Perhaps it was the soon-to-be-full moon shining so brightly in the high desert sky. I don't know, but the neighborhood was otherwise quiet. I try not to run air-conditioning at night because I love fresh air, I don't want my utility bills to be higher than they are, and I don't want to squander the resources of mother earth. Both my bedroom windows were open, though this also allows lots of light into the room from streetlamps and the outdoor lights of neighbors.

As I emerged into consciousness I realized I had heard the dogs bark in the dream. They went on and on. I looked at the clock. 12:44 AM. Ugh. I managed to get back to sleep eventually but not because the dogs got quiet. Auditory fatigue, perhaps.

This continued with me being awakened again and again. I finally got up at around 3 AM and took a short walk in the warm evening. My street was quiet. The noise was all on the back side, across the major street on which the back of my house faces. I found the yard and the house whence the endless barking emanated. So I know.

I was tempted to knock on the door and let the owners of said dogs share my lack of sleep. But I didn't. I had found out what I wanted to know. I walked back home, closed my windows, turned on the A/C and tried to sleep. It took a long time. One could hear the barking through double-pane windows and blinds but it was muffled enough that it would not wake me again.

This is a new neighborhood. Lots of houses are still not occupied. Old timers are those who have been her more than one year (I reach that mark in a couple more weeks). I want good relationships with my neighbors, not hostile ones. The dog on the north side of me and the dogs across the street are my friends.

The dogs are not the problem.

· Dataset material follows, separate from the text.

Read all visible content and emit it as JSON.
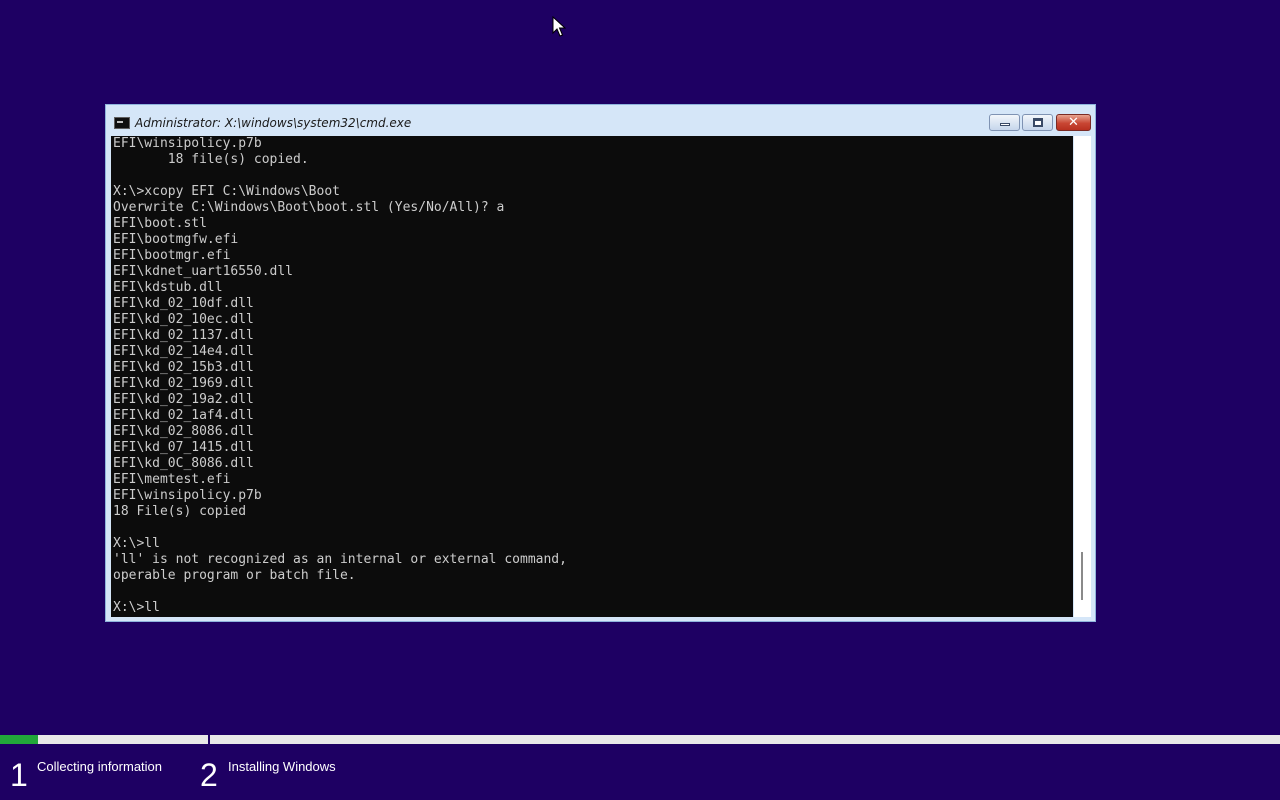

Their owners are. People who allow their dogs to bark all night are not doing a favor to their animals. The dogs are agitated over something and if they bark all night it is not very purposeful agitation. This is not just alerting the household of a passing threat (whether a burglar, a passerby, a cat, a bird, or the wind blowing a dried leaf). Neighbors get agitated. This is the sort of thing that leads sick people to poison other's animals (and I think that is inexcusable, just for the record). It simply raises a level of negative energy in all concerned. My ranting shows I haven't discharged it in myself yet.

I am wrestling with how to do something in a positive, neighborly fashion. This is difficult when one assumes the dog owners must be a******s. I know: never make assumptions.

As we say, pray for me, a sinner.
--the BB

Wednesday, July 25, 2007

A joyous birth

No, I speak of no bairns. However, after fifteen months and twenty-four days I came, last night, to the conclusion of of a grand project. I finished the first draft of my first novel.

The genesis of the whole thing goes back to November 1972 when I wrote a serial bedtime story for fellow grad students at UCLA. There followed a sequel, a novella in about 100 single-spaced pages. I was in full mini-Tolkien mode but did not pursue writing all the chronicles that inhabited my head.

It all came back with a vengeance in early 2006 and I revised the original tale, began rewriting the sequel, started the final story of the cycle, and then realized that perhaps I should begin at the beginning.

That beginning, a story that was only an outline in my head for at least thirty-two years, began to grow on the page (or disk, if you will). The adventure was far grander and more complex than I imagined (though still shorter than the seventh volume of Harry Potter).

It is fun to imagine a world and put it into words. I am now reading the whole thing through from beginning to end for the first time. Great fun.

More news will come with time, but that is the biggest thing in my life this week.